Duart Castle is one of the classic residences of a highland Chief and remains today the seat of the Clan MacLean, in whose family it has been since at least the 14th century. The history of the castle, however, is long and fascinating.
The MacLeans of Duart descend from the lineage of Gillean of the battleaxe. The earliest reference to Duart is when one Lachlan Lubanach the fifth chief married Lady Elizabeth, daughter of the Lord of the Isles, and granddaughter to Robert II King of Scots.
Lachlan was granted the first charter for Duart as her dowry and in 1390 went on to build the large keep to the exterior of the curtain wall.In following years, clan feuds claimed the life of Red Hector the sixth chief at the battle of Harelaw in 1411.
Ewen MacLaine of Lochbuie also fell in battle and was beheaded. His spirit, the Headless horseman is said to ride in Glen Mor.

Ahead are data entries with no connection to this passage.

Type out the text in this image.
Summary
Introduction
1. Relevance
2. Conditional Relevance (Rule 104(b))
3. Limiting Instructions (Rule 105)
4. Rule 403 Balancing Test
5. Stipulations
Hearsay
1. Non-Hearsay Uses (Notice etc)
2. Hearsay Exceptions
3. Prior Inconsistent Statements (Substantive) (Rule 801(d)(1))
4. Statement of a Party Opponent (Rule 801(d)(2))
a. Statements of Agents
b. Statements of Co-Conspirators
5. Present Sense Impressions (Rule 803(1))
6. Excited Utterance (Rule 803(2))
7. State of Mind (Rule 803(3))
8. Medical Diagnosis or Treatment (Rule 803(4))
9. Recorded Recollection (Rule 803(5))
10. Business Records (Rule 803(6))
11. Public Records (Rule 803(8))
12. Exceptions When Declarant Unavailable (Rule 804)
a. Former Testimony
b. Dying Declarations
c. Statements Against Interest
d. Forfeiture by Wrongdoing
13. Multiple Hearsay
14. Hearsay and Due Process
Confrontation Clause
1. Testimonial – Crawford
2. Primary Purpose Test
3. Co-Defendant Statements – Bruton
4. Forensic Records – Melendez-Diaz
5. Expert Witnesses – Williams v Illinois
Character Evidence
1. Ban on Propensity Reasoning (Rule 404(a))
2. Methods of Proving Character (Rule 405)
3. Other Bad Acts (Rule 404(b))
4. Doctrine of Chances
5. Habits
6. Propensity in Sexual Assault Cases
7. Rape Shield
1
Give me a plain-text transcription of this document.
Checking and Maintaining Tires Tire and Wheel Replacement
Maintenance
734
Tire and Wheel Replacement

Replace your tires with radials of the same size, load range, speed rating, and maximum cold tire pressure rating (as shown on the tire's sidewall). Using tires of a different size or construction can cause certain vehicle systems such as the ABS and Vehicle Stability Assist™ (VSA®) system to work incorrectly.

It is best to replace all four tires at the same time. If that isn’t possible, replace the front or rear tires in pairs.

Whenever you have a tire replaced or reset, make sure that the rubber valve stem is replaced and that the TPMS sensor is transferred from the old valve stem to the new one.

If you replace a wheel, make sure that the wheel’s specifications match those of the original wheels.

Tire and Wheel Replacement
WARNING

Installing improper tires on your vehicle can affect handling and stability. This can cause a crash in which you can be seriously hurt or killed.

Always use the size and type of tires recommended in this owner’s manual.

On the matrimonial side, things did not go all that well for the eleventh chief, Lachlan Cattanach. He chained his wife to the rocks in the Firth of Lorn in an attempt to drown her. Retribution was swift and merciless, she escaped, informed her father, Campbell, Earl of Argyll and Lachlan was murdered in his bed in Edinburgh by Sir John Campbell of Cawdor.
Bad luck dogged the MacLeans. In 1604 the clan chief was kidnapped along with others while aboard ship lying off Aros castle.
In 1674, the castle passed into the hands of Campbell, Earl of Argyll.
After the Jacobite rising of 1745 the castle was abandoned. Roofless and derelict it remained in that sorry state until 1911. Purchased by Sir Fitzroy MacLean the castle was rebuilt as a permanent residence.